AFG straddle positions are structurally neutral / high-volatility (long premium); the modeled P&L assumes European-style exercise at expiration and ignores early assignment, transaction costs, dividends paid before expiry on the stock leg (when present), and the bid-ask spread on the listed chain. AFG positions also carry Financial Services sector concentration risk; news flow inside the sector (peer earnings, regulatory shifts, supply-chain headlines) can move AFG alongside the broader basket even when AFG-specific fundamentals are unchanged. Always rebuild the position from current AFG chain quotes before placing a trade.

Frequently asked questions

What is a straddle on AFG?
A straddle on AFG is the straddle strategy applied to AFG (stock). The strategy is structurally neutral / high-volatility (long premium): A long straddle buys an ATM call and an ATM put at the same strike, profiting from a large move in either direction; max loss equals the combined debit when the underlying pins to the strike at expiration.

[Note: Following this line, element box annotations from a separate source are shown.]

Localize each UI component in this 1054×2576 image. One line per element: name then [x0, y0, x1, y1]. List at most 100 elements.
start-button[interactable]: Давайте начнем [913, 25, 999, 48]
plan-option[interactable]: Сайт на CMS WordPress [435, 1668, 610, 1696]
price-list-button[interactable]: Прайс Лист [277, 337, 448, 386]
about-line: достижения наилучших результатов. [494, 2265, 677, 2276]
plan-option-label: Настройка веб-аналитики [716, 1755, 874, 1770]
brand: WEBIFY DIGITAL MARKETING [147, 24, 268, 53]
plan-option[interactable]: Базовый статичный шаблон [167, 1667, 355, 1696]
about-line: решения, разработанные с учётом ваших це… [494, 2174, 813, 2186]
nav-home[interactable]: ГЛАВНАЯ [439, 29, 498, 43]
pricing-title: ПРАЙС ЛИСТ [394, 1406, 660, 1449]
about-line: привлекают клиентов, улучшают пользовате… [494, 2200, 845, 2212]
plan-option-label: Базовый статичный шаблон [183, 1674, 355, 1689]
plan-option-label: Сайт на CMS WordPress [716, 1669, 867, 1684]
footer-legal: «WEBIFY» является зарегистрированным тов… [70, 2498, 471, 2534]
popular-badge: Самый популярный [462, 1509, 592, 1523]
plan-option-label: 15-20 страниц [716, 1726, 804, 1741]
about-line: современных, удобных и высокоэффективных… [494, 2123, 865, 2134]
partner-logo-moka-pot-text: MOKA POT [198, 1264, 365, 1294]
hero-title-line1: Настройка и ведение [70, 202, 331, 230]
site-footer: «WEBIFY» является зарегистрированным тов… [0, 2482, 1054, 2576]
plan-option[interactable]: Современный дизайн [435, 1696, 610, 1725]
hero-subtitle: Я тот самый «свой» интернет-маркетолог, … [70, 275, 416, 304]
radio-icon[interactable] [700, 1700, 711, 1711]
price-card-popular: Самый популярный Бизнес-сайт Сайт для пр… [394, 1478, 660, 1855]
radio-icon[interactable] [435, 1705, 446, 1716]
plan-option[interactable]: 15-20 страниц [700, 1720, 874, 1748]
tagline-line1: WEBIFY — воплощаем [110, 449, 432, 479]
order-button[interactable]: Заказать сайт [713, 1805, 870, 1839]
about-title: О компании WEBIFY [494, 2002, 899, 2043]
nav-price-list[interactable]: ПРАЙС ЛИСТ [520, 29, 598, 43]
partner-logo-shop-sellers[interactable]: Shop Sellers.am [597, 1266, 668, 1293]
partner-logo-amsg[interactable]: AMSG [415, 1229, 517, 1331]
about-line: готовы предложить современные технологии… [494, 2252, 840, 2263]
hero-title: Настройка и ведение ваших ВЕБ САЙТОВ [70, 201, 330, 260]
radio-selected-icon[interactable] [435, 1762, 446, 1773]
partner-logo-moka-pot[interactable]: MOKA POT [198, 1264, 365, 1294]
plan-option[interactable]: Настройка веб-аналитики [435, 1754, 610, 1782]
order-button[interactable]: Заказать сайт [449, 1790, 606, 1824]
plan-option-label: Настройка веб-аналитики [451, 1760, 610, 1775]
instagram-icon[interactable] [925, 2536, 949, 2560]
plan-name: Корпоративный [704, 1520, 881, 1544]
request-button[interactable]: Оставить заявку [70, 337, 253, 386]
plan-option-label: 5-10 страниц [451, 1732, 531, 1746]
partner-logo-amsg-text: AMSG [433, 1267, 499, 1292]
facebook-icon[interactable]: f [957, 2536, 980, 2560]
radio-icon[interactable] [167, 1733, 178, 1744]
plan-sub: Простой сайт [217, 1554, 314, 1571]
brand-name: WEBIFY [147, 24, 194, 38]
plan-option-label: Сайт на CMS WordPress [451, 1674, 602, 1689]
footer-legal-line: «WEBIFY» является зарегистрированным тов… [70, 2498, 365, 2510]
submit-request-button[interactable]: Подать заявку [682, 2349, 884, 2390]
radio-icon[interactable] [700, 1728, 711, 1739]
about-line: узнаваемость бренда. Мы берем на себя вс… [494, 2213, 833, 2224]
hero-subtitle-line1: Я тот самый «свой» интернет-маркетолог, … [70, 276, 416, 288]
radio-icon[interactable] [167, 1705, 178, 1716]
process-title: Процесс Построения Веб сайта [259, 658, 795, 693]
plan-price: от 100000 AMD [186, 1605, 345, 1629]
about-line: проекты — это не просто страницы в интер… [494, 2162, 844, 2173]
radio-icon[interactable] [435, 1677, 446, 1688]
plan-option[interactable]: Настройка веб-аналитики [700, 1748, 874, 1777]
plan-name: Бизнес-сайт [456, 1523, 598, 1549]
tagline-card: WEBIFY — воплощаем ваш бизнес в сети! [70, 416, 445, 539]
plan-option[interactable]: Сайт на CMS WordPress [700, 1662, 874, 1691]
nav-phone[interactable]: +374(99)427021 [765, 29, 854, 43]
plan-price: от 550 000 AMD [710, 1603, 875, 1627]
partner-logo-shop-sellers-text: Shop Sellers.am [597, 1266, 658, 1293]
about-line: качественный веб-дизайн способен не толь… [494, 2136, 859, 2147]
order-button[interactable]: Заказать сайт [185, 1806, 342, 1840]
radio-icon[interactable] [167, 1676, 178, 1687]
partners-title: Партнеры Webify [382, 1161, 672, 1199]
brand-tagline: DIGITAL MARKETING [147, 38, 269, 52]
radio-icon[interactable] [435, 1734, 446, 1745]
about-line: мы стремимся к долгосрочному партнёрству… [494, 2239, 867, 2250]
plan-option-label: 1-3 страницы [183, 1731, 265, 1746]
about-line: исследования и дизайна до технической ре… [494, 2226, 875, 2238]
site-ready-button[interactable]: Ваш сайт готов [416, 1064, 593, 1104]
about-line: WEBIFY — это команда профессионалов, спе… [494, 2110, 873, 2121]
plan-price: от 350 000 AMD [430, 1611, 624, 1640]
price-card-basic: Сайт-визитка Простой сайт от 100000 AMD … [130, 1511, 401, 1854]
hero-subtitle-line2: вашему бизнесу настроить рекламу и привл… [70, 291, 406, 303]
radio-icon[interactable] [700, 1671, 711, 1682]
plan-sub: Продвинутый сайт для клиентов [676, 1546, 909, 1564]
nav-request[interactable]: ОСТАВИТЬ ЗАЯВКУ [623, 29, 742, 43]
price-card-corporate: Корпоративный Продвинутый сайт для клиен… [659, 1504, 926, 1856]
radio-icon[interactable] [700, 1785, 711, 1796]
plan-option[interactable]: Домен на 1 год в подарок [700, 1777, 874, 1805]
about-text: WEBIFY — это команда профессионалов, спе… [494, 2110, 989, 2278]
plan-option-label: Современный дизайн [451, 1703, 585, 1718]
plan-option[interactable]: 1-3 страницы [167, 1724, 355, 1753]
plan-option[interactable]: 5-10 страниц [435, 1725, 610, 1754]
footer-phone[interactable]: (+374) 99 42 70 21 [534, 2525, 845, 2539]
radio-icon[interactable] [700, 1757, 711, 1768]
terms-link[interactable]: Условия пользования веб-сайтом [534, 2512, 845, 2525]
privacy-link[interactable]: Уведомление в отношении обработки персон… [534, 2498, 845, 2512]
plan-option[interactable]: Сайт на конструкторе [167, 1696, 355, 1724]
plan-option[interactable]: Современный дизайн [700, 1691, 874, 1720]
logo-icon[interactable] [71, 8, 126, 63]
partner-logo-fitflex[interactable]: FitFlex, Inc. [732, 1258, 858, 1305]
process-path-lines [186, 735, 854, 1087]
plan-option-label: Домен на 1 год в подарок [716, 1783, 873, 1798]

With AFG stock trading near $133.94, the strikes shown on this page are snapped to the nearest listed AFG chain strike and the premiums come straight from the end-of-day bid/ask midpoint.
How are AFG straddle max profit and max loss calculated?
Upside max profit is unbounded; downside max profit is bounded at the strike minus the combined call plus put debit (reached at zero). Max loss equals the combined debit times 100 (reached when the underlying pins to the strike). Two breakevens at strike plus debit and strike minus debit. For the AFG straddle priced from the end-of-day chain at a 30-day expiry (ATM IV 21.60%), the computed maximum profit is unbounded per contract and the computed maximum loss is -$712.41 per contract. Live intraday quotes will differ as the chain moves through the trading session.
What is the breakeven for a AFG straddle?
The breakeven for the AFG straddle priced on this page is roughly $123.95 and $139.05 at expiration, derived from end-of-day chain premiums. Breakeven is the underlying price at which the strategy's P&L crosses zero ignoring transaction costs and assignment risk. The current AFG market-implied 1-standard-deviation expected move is approximately 6.19%; if the move sits well outside the breakeven distance, the structure's risk-reward becomes correspondingly tighter.
When should you consider a straddle on AFG?
Straddles on AFG are pure-volatility plays that profit from large moves in either direction; traders typically buy AFG straddles ahead of earnings, FDA decisions, or other catalysts where the realized move is expected to exceed the implied move priced into the chain.
How does current AFG implied volatility affect this straddle?
AFG ATM IV is at 21.60% with IV rank near 2.22%, which is on the low end of its 1-year range. Premium-buying structures (long call, long put, debit spreads) are relatively cheap in this regime; premium-selling structures collect less credit per unit risk.